Many Protestant and Catholic theistic evolutionists believe that at some point a soul appeared in two (or more) of our animal ancestors. One of these, or perhaps their representative, was assigned the name “Adam.” These ensouled humans were spiritual orphans, apparently. Their parents would have looked and acted much like them, with only a handful of DNA mutations distinguishing them, biologically, but these first ensouled humans would have suckled at the breasts of a soulless mother, and picked up their first lessons on how to behave by observing and interacting with soulless parents and friends.

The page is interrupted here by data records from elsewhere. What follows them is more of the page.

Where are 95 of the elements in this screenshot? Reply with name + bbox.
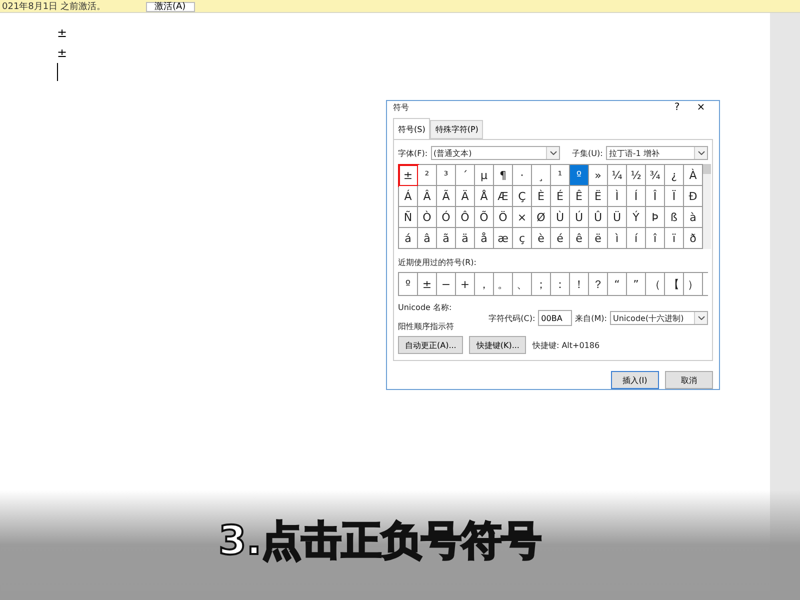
symbol-cell[interactable]: ä — [456, 228, 475, 249]
code-label: 字符代码(C): — [488, 312, 536, 324]
code-field[interactable]: 00BA — [538, 310, 572, 326]
symbol-cell[interactable]: Â — [418, 186, 437, 207]
symbol-cell[interactable]: ¹ — [551, 165, 570, 186]
tab[interactable]: 符号(S) — [393, 118, 430, 139]
symbol-cell[interactable]: Ø — [532, 207, 551, 228]
symbol-cell[interactable]: ½ — [627, 165, 646, 186]
symbol-cell[interactable]: ë — [589, 228, 608, 249]
symbol-cell[interactable]: Û — [589, 207, 608, 228]
symbol-cell[interactable]: å — [475, 228, 494, 249]
caret-icon — [550, 151, 557, 155]
symbol-cell[interactable]: ¸ — [532, 165, 551, 186]
symbol-cell[interactable]: ð — [684, 228, 703, 249]
symbol-cell[interactable]: ç — [513, 228, 532, 249]
insert-button[interactable]: 插入(I) — [611, 371, 659, 389]
symbol-cell[interactable]: Ý — [627, 207, 646, 228]
symbol-cell[interactable]: ê — [570, 228, 589, 249]
unicode-label: Unicode 名称: — [398, 302, 453, 313]
symbol-cell[interactable]: Ò — [418, 207, 437, 228]
symbol-cell[interactable]: µ — [475, 165, 494, 186]
dialog-title: 符号 — [393, 102, 410, 113]
symbol-cell[interactable]: » — [589, 165, 608, 186]
symbol-cell[interactable]: Á — [399, 186, 418, 207]
symbol-cell[interactable]: Î — [646, 186, 665, 207]
symbol-cell[interactable]: æ — [494, 228, 513, 249]
symbol-cell[interactable]: ³ — [437, 165, 456, 186]
symbol-cell[interactable]: í — [627, 228, 646, 249]
notice-text: 021年8月1日 之前激活。 — [2, 3, 106, 12]
symbol-cell[interactable]: è — [532, 228, 551, 249]
caption: 3.点击正负号符号 — [218, 516, 542, 566]
symbol-cell[interactable]: â — [418, 228, 437, 249]
unicode-name: 阳性顺序指示符 — [398, 321, 455, 332]
text-cursor — [57, 63, 58, 81]
symbol-cell[interactable]: Ô — [456, 207, 475, 228]
document-text: ± — [57, 25, 68, 42]
symbol-cell[interactable]: é — [551, 228, 570, 249]
symbol-cell[interactable]: ¿ — [665, 165, 684, 186]
symbol-cell[interactable]: Ç — [513, 186, 532, 207]
symbol-cell[interactable]: ± — [399, 165, 418, 186]
symbol-cell[interactable]: º — [570, 165, 589, 186]
tab[interactable]: 特殊字符(P) — [430, 120, 484, 139]
symbol-cell[interactable]: Õ — [475, 207, 494, 228]
symbol-cell[interactable]: Ì — [608, 186, 627, 207]
symbol-cell[interactable]: Ã — [437, 186, 456, 207]
symbol-cell[interactable]: Ä — [456, 186, 475, 207]
symbol-cell[interactable]: Ó — [437, 207, 456, 228]
font-label: 字体(F): — [398, 148, 428, 158]
symbol-cell[interactable]: Ù — [551, 207, 570, 228]
activate-button[interactable]: 激活(A) — [146, 2, 195, 12]
caret-icon — [698, 151, 704, 155]
autocorrect-button[interactable]: 自动更正(A)... — [398, 336, 464, 354]
scrollbar[interactable] — [703, 164, 711, 249]
symbol-cell[interactable]: Ñ — [399, 207, 418, 228]
shortcut-text: 快捷键: Alt+0186 — [532, 340, 600, 350]
symbol-cell[interactable]: Ú — [570, 207, 589, 228]
symbol-cell[interactable]: ¶ — [494, 165, 513, 186]
symbol-cell[interactable]: ¾ — [646, 165, 665, 186]
symbol-cell[interactable]: È — [532, 186, 551, 207]
symbol-cell[interactable]: à — [684, 207, 703, 228]
symbol-cell[interactable]: Þ — [646, 207, 665, 228]
recent-label: 近期使用过的符号(R): — [398, 257, 478, 268]
help-button[interactable]: ? — [665, 102, 689, 113]
symbol-cell[interactable]: ã — [437, 228, 456, 249]
symbol-cell[interactable]: î — [646, 228, 665, 249]
symbol-cell[interactable]: Í — [627, 186, 646, 207]
font-dropdown[interactable]: (普通文本) — [430, 146, 560, 160]
from-label: 来自(M): — [575, 312, 607, 324]
symbol-cell[interactable]: É — [551, 186, 570, 207]
symbol-cell[interactable]: ´ — [456, 165, 475, 186]
symbol-cell[interactable]: Å — [475, 186, 494, 207]
symbol-cell[interactable]: Ü — [608, 207, 627, 228]
symbol-cell[interactable]: × — [513, 207, 532, 228]
subset-label: 子集(U): — [572, 148, 603, 158]
cancel-button[interactable]: 取消 — [665, 371, 713, 389]
symbol-cell[interactable]: á — [399, 228, 418, 249]
symbol-cell[interactable]: ß — [665, 207, 684, 228]
close-button[interactable]: × — [689, 102, 713, 113]
symbol-cell[interactable]: ï — [665, 228, 684, 249]
subset-dropdown[interactable]: 拉丁语-1 增补 — [606, 146, 708, 160]
from-dropdown[interactable]: Unicode(十六进制) — [610, 311, 708, 325]
shortcut-button[interactable]: 快捷键(K)... — [469, 336, 526, 354]
symbol-cell[interactable]: Ö — [494, 207, 513, 228]
symbol-cell[interactable]: Ð — [684, 186, 703, 207]
document-text: ± — [57, 45, 68, 62]
symbol-cell[interactable]: ² — [418, 165, 437, 186]
symbol-cell[interactable]: ì — [608, 228, 627, 249]
symbol-cell[interactable]: Æ — [494, 186, 513, 207]
symbol-cell[interactable]: · — [513, 165, 532, 186]
symbol-cell[interactable]: Ï — [665, 186, 684, 207]
symbol-cell[interactable]: Ê — [570, 186, 589, 207]
caret-icon — [698, 316, 704, 320]
symbol-cell[interactable]: Ë — [589, 186, 608, 207]
symbol-cell[interactable]: À — [684, 165, 703, 186]
symbol-cell[interactable]: ¼ — [608, 165, 627, 186]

Having acquired a “soul” that, according to Christian theology, now needed to be “saved,” what kind of salvation was available to our ancient ancestors who first chipped stones, carved spears, built fires, and later drew pictures of animals on the walls of caves in France? They seemed pretty involved in simply staying alive and noticing animal life, perhaps practicing some sort of religion involving the recognition of animal spirits. Which reminds me that besides the cave paintings from long ago, the oldest known human-made religious structure was built about 12,000 years ago, and is decorated with graven images of animals which would be prohibited by Exodus 20:4 thousands of years later. Early human artists also left behind carved images of large breasted women. No doubt the folks who pursued the healthiest women that could also keep their man warm at night, not necessarily the most “sinless” women, gave birth to the most offspring, leading to our species with its genes and behaviors.
Another question, how might a scientifically savvy Christian bridge the chasm between natural and supernatural conception in the case of Jesus? Did the Holy Spirit employ a set of freshly constructed chromosomes that fused with Maryʼs? In that case, some divinely produced DNA would need to be produced that appeared to have come from a human father with a long evolutionary past of his own. Thatʼs because the divinely implanted paternal chromosomes have to line up right beside the naturally evolved maternal chromosomes in Maryʼs zygote. So letʼs say the Holy Spirit injected a ready-made Y chromosome into Mary (along with 22 others from falsified meiosis in a non-existent human father), complete with endogenous retroviruses, fossil genes, and other hallmarks of evolution that would be capable of lining up beside Maryʼs chromosomes to form a fully complementary set. So the Holy Spirit would have had to add a Y chromosome that was faked to look like it had been passed down, with occasional mutations, from an endless line of evolutionary descendants. And we know what “those” guys were like. Weʼve already gone over that.